What’s everyone eating?” Everyone’s eating something and, when I used to teach, I used to say everyone has a chicken and dumpling recipe. The question is how do those recipes differ and why do they differ? When you ask how the recipes are different, then you get into “well, this one has more gravy.” Or “this one has chicken in the dumpling” and “this one is just the dumpling on the side.”

Then you ask why the recipes are different. These people are landlocked and that’s why their recipe is this way. Or these people are closer to the ocean and so they incorporate more seafood ingredients. Or these people live in a very lush area, so they have a lot of vegetables they include in their recipe.

woman in pink headscarf with young boy
Photo: WFP/Sayed Asif Mahmud

“Asking ‘why’ and ‘how’ creates an understanding of difference better rather than ‘what’ questions, and they really get to the juice, the meat of understanding people,” said Shea Winsett, World Food Program USA’s human resources generalist.

Claudio: Do you see any lessons learned in anthropology being applied to the international work of the U.N. World Food Programme and the continued cultural consideration they bring to the communities they serve?

Shea: Claudio, I love this question because as I’ve been working here, I have had the pleasure of seeing some of the things that I used to teach about culture and sustainability, about conflict and sustainability, and how when resources become few that creates challenges. And then what happens to peoples’ identity when they are no longer rooted in their land, or they’re not with their ethnic group anymore and they just become a “refugee.” How that shapes people.

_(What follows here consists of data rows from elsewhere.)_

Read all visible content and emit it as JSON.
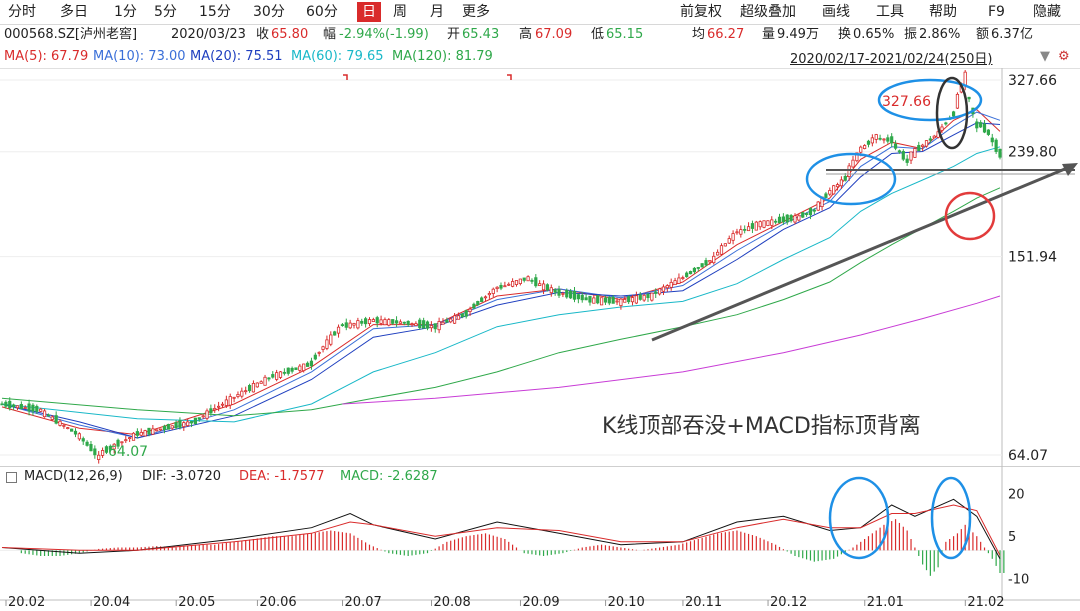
{
  "toolbar": {
    "periods": [
      "分时",
      "多日",
      "1分",
      "5分",
      "15分",
      "30分",
      "60分",
      "日",
      "周",
      "月",
      "更多"
    ],
    "active": "日",
    "right": [
      "前复权",
      "超级叠加",
      "画线",
      "工具",
      "帮助",
      "F9",
      "隐藏"
    ]
  },
  "info": {
    "code": "000568.SZ[泸州老窖]",
    "date": "2020/03/23",
    "close_label": "收",
    "close": "65.80",
    "change_label": "幅",
    "change": "-2.94%(-1.99)",
    "open_label": "开",
    "open": "65.43",
    "high_label": "高",
    "high": "67.09",
    "low_label": "低",
    "low": "65.15",
    "avg_label": "均",
    "avg": "66.27",
    "volume_label": "量",
    "volume": "9.49万",
    "turnover_label": "换",
    "turnover": "0.65%",
    "amplitude_label": "振",
    "amplitude": "2.86%",
    "amount_label": "额",
    "amount": "6.37亿",
    "range": "2020/02/17-2021/02/24(250日)"
  },
  "ma": [
    {
      "label": "MA(5): 67.79",
      "color": "#d92b2b"
    },
    {
      "label": "MA(10): 73.00",
      "color": "#3a6fd8"
    },
    {
      "label": "MA(20): 75.51",
      "color": "#1f3fbf"
    },
    {
      "label": "MA(60): 79.65",
      "color": "#19b8c8"
    },
    {
      "label": "MA(120): 81.79",
      "color": "#2fa84a"
    }
  ],
  "macd_info": {
    "name": "MACD(12,26,9)",
    "dif": "DIF: -3.0720",
    "dea": "DEA: -1.7577",
    "macd": "MACD: -2.6287"
  },
  "annotation": "K线顶部吞没+MACD指标顶背离",
  "chart_data": [
    {
      "type": "candlestick",
      "y_ticks": [
        327.66,
        239.8,
        151.94,
        64.07
      ],
      "ylim": [
        64.07,
        327.66
      ],
      "x_ticks": [
        "20.02",
        "20.04",
        "20.05",
        "20.06",
        "20.07",
        "20.08",
        "20.09",
        "20.10",
        "20.11",
        "20.12",
        "21.01",
        "21.02"
      ],
      "labels": {
        "high_label": "327.66",
        "low_label": "64.07"
      },
      "price_path": [
        [
          0,
          80
        ],
        [
          10,
          78
        ],
        [
          20,
          70
        ],
        [
          25,
          64
        ],
        [
          35,
          70
        ],
        [
          50,
          74
        ],
        [
          60,
          82
        ],
        [
          70,
          90
        ],
        [
          80,
          95
        ],
        [
          88,
          112
        ],
        [
          96,
          115
        ],
        [
          104,
          114
        ],
        [
          112,
          112
        ],
        [
          120,
          118
        ],
        [
          128,
          132
        ],
        [
          136,
          138
        ],
        [
          144,
          130
        ],
        [
          152,
          126
        ],
        [
          160,
          125
        ],
        [
          168,
          128
        ],
        [
          176,
          138
        ],
        [
          184,
          150
        ],
        [
          190,
          168
        ],
        [
          196,
          175
        ],
        [
          202,
          178
        ],
        [
          206,
          180
        ],
        [
          210,
          185
        ],
        [
          214,
          200
        ],
        [
          218,
          212
        ],
        [
          222,
          240
        ],
        [
          226,
          255
        ],
        [
          230,
          252
        ],
        [
          234,
          232
        ],
        [
          238,
          245
        ],
        [
          242,
          258
        ],
        [
          246,
          280
        ],
        [
          249,
          326
        ],
        [
          252,
          275
        ],
        [
          255,
          262
        ],
        [
          258,
          240
        ]
      ],
      "series": [
        {
          "name": "MA(5)",
          "color": "#d92b2b",
          "values": [
            [
              0,
              79
            ],
            [
              20,
              72
            ],
            [
              35,
              70
            ],
            [
              60,
              80
            ],
            [
              80,
              94
            ],
            [
              96,
              113
            ],
            [
              112,
              113
            ],
            [
              128,
              128
            ],
            [
              144,
              132
            ],
            [
              160,
              126
            ],
            [
              176,
              136
            ],
            [
              190,
              160
            ],
            [
              202,
              177
            ],
            [
              214,
              196
            ],
            [
              222,
              232
            ],
            [
              230,
              250
            ],
            [
              238,
              243
            ],
            [
              246,
              275
            ],
            [
              252,
              288
            ],
            [
              258,
              262
            ]
          ]
        },
        {
          "name": "MA(10)",
          "color": "#3a6fd8",
          "values": [
            [
              0,
              80
            ],
            [
              20,
              73
            ],
            [
              35,
              69
            ],
            [
              60,
              78
            ],
            [
              80,
              92
            ],
            [
              96,
              111
            ],
            [
              112,
              113
            ],
            [
              128,
              126
            ],
            [
              144,
              132
            ],
            [
              160,
              127
            ],
            [
              176,
              134
            ],
            [
              190,
              156
            ],
            [
              202,
              175
            ],
            [
              214,
              193
            ],
            [
              222,
              225
            ],
            [
              230,
              245
            ],
            [
              238,
              243
            ],
            [
              246,
              268
            ],
            [
              252,
              285
            ],
            [
              258,
              275
            ]
          ]
        },
        {
          "name": "MA(20)",
          "color": "#1f3fbf",
          "values": [
            [
              0,
              80
            ],
            [
              20,
              74
            ],
            [
              35,
              69
            ],
            [
              60,
              76
            ],
            [
              80,
              89
            ],
            [
              96,
              107
            ],
            [
              112,
              112
            ],
            [
              128,
              123
            ],
            [
              144,
              130
            ],
            [
              160,
              128
            ],
            [
              176,
              131
            ],
            [
              190,
              150
            ],
            [
              202,
              171
            ],
            [
              214,
              188
            ],
            [
              222,
              215
            ],
            [
              230,
              238
            ],
            [
              238,
              240
            ],
            [
              246,
              258
            ],
            [
              252,
              272
            ],
            [
              258,
              270
            ]
          ]
        },
        {
          "name": "MA(60)",
          "color": "#19b8c8",
          "values": [
            [
              0,
              80
            ],
            [
              35,
              75
            ],
            [
              60,
              74
            ],
            [
              80,
              80
            ],
            [
              96,
              92
            ],
            [
              112,
              100
            ],
            [
              128,
              112
            ],
            [
              144,
              118
            ],
            [
              160,
              122
            ],
            [
              176,
              125
            ],
            [
              190,
              135
            ],
            [
              202,
              150
            ],
            [
              214,
              165
            ],
            [
              222,
              185
            ],
            [
              230,
              200
            ],
            [
              238,
              212
            ],
            [
              246,
              225
            ],
            [
              252,
              238
            ],
            [
              258,
              245
            ]
          ]
        },
        {
          "name": "MA(120)",
          "color": "#2fa84a",
          "values": [
            [
              0,
              82
            ],
            [
              35,
              78
            ],
            [
              60,
              76
            ],
            [
              80,
              78
            ],
            [
              96,
              82
            ],
            [
              112,
              86
            ],
            [
              128,
              92
            ],
            [
              144,
              100
            ],
            [
              160,
              106
            ],
            [
              176,
              112
            ],
            [
              190,
              118
            ],
            [
              202,
              126
            ],
            [
              214,
              136
            ],
            [
              222,
              148
            ],
            [
              230,
              160
            ],
            [
              238,
              172
            ],
            [
              246,
              185
            ],
            [
              252,
              196
            ],
            [
              258,
              205
            ]
          ]
        },
        {
          "name": "MA(250)",
          "color": "#c83cd6",
          "values": [
            [
              88,
              80
            ],
            [
              112,
              82
            ],
            [
              144,
              86
            ],
            [
              176,
              92
            ],
            [
              202,
              100
            ],
            [
              222,
              108
            ],
            [
              238,
              116
            ],
            [
              252,
              124
            ],
            [
              258,
              128
            ]
          ]
        }
      ]
    },
    {
      "type": "macd",
      "y_ticks": [
        20,
        5,
        -10
      ],
      "ylim": [
        -14,
        22
      ],
      "dif": [
        [
          0,
          1
        ],
        [
          20,
          -1
        ],
        [
          35,
          0
        ],
        [
          60,
          4
        ],
        [
          80,
          8
        ],
        [
          90,
          13
        ],
        [
          96,
          9
        ],
        [
          112,
          4
        ],
        [
          128,
          10
        ],
        [
          144,
          6
        ],
        [
          160,
          2
        ],
        [
          176,
          3
        ],
        [
          190,
          10
        ],
        [
          202,
          12
        ],
        [
          214,
          7
        ],
        [
          222,
          8
        ],
        [
          230,
          16
        ],
        [
          236,
          12
        ],
        [
          246,
          18
        ],
        [
          252,
          12
        ],
        [
          258,
          -3
        ]
      ],
      "dea": [
        [
          0,
          1
        ],
        [
          20,
          0
        ],
        [
          35,
          0
        ],
        [
          60,
          3
        ],
        [
          80,
          6
        ],
        [
          90,
          10
        ],
        [
          96,
          9
        ],
        [
          112,
          5
        ],
        [
          128,
          8
        ],
        [
          144,
          7
        ],
        [
          160,
          3
        ],
        [
          176,
          3
        ],
        [
          190,
          8
        ],
        [
          202,
          11
        ],
        [
          214,
          8
        ],
        [
          222,
          8
        ],
        [
          230,
          13
        ],
        [
          236,
          13
        ],
        [
          246,
          16
        ],
        [
          252,
          14
        ],
        [
          258,
          -1.8
        ]
      ],
      "hist": [
        [
          5,
          -1
        ],
        [
          10,
          -2
        ],
        [
          15,
          -2
        ],
        [
          20,
          -1
        ],
        [
          25,
          0.5
        ],
        [
          30,
          1
        ],
        [
          35,
          1
        ],
        [
          40,
          1.5
        ],
        [
          45,
          1
        ],
        [
          50,
          2
        ],
        [
          55,
          2
        ],
        [
          60,
          3
        ],
        [
          65,
          4
        ],
        [
          70,
          5
        ],
        [
          75,
          5
        ],
        [
          80,
          6
        ],
        [
          85,
          7
        ],
        [
          90,
          6
        ],
        [
          95,
          2
        ],
        [
          100,
          -1
        ],
        [
          105,
          -2
        ],
        [
          110,
          -1
        ],
        [
          115,
          3
        ],
        [
          120,
          5
        ],
        [
          125,
          6
        ],
        [
          130,
          4
        ],
        [
          135,
          -1
        ],
        [
          140,
          -2
        ],
        [
          145,
          -1
        ],
        [
          150,
          1
        ],
        [
          155,
          2
        ],
        [
          160,
          1
        ],
        [
          165,
          0
        ],
        [
          170,
          1
        ],
        [
          175,
          2
        ],
        [
          180,
          4
        ],
        [
          185,
          6
        ],
        [
          190,
          7
        ],
        [
          195,
          5
        ],
        [
          200,
          2
        ],
        [
          205,
          -2
        ],
        [
          210,
          -4
        ],
        [
          215,
          -3
        ],
        [
          220,
          1
        ],
        [
          225,
          6
        ],
        [
          228,
          9
        ],
        [
          231,
          11
        ],
        [
          234,
          7
        ],
        [
          238,
          -5
        ],
        [
          240,
          -9
        ],
        [
          242,
          -6
        ],
        [
          244,
          3
        ],
        [
          247,
          6
        ],
        [
          249,
          9
        ],
        [
          252,
          5
        ],
        [
          256,
          -3
        ],
        [
          258,
          -8
        ]
      ]
    }
  ]
}
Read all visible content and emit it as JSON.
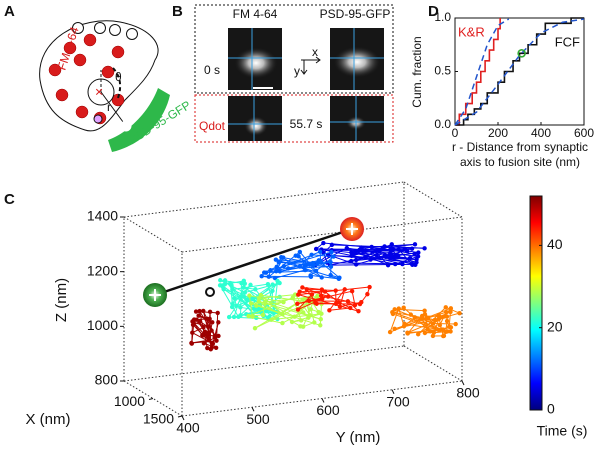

I’ve had the pleasure, when we’ve invited speakers to come and speak to us, of hearing that the U.N. World Food Programme is really taking into consideration culture in terms of what food staples people need. Culture in terms of recognizing that these people are not just “refugees,” that these are people with history, with backgrounds as individuals and as a group. And the U.N. World Food Programme recognizes that.

boy smiling while eating meal with family
Photo: WFP/Andy Higgins

“It’s been great to see that we’re supporting an organization that really takes seriously that people are people, they have their own history and can be their own agents of change,” said Shea.

Claudio: How do you maintain your passion for anthropology?

Shea: I see it in everything, so I don’t think it’s going to undo itself! I started becoming interested in archaeology based off movies, ultimately, and TV. I really think that, of course, television is not the end-all be-all, things are exaggerated, but it does give you a little glimpse into the different ways in which things work in other places. I like to watch a lot of TV that is not from America. I love Korean dramas, I love Japanese anime – and I use that as a jumping off point to look further. It leads to more understanding. I also do stay up on reading; I’m part of the American Anthropological Association – the triple A’s.

And I actually love Tik Tok because another sub-field of socio-cultural anthropology is digital anthropology, which is on the up because a lot of our sociality is taking place online. Especially if the metaverse takes off, we’re going to have to have a whole new definition of everything, of what identity is and what culture is as people start to make new cultures and ways of being human online. So I love looking at where that’s going.